Sometimes you would have to wait out the cliff diving from Acapulco, or the Penn Relays, or a soap-box derby from some small town you never heard of, or a log-rolling event, maybe a little demolition derby. That was OK. That was the surcharge in those glorious days of “Wide World of Sports.”
There were seven channels to choose from (including PBS), so it wasn’t like we had that big a buffet to choose from. So you’d see the poor ski jumper fall on his head again. You’d hear Jim McKay talk about “Spanning the globe to bring you the constant variety of sports … the thrill of victory, the agony of defeat …”
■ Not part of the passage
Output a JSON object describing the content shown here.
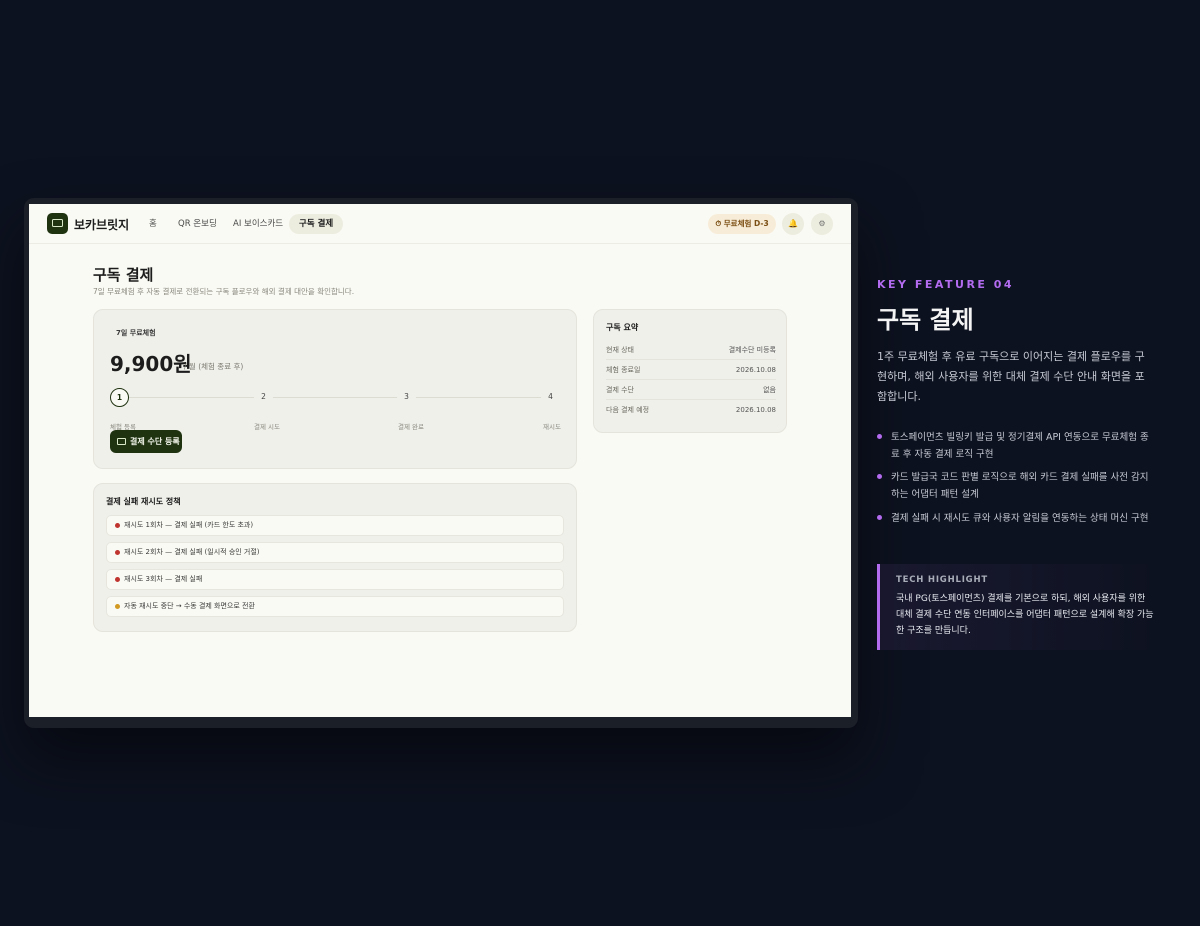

Actually, the agony was waiting on those Saturday afternoons for when the Globetrotters game promised all week would start. It didn’t matter that it was all tape delay, spoon fed in segments a few minutes at a time, the Globies throttling the Washington Generals again in Miami, or Buffalo, or Phoenix, or Atlanta. We’d gobble up every second.
Some of us were Meadowlark Lemon guys. We were the ones who drove our CYO coaches crazy attempting half-court hook shots before and after every practice. The rest of us were Curly Neal guys: Curly, with the bald head and the permanent smile, spinning the ball effortlessly on his finger, dribbling the ball on a string, keeping that dribble alive even as he went to his knees time after time after time.
How many skinned knees did you get after “Wide World of Sports” was over, pretending you were Curly in your driveway, or the playground? Thanks to Curly, knee pads were a must. Thanks to Curly, we all wanted to be point guards.
“All I ever wanted,” he said a few years ago, “was to bring people joy who wanted to watch us play. I’m pretty sure I did that.”
He did. He died Wednesday at age 77, succumbing to the aftereffects of a stroke, and that means that the 86-day scourge that has been 2020 simply rolls along a little more, claiming another victim. We can mourn his passing, but we should also take time to celebrate his life. Because this was one of the great sports lifetimes we’ve ever known.
Born Fred Neal in Greensboro, N.C., he was a college star at Johnson C. Smith College in Charlotte, and starting in 1963 he donned No. 22 for the Globetrotters, and kept that on his back for 22 years and over 6,000 games. He may not have been the Globies’ original ball-handling wizard — that was Marques Haynes.
But it was Curly who was doing all of that when TV became such a huge vehicle for spreading the Globetrotters’ story, and their message. He was a natural showman, and he seemed to enjoy every bit of it, right from “Sweet Georgia Brown” to the final buzzer, by which point the Globetrotters would invariably have beaten the Generals. The Globies retired his number when he retired. They can never retire his impact.
I once asked Red Klotz — who owned, played for and coached the Generals for years — who he thought the bigger gate attraction was. “People who aren’t basketball fans loved Meadowlark,” he said. “But for the basketball fans, it was always Curly, all the way. You couldn’t take your eyes off him.”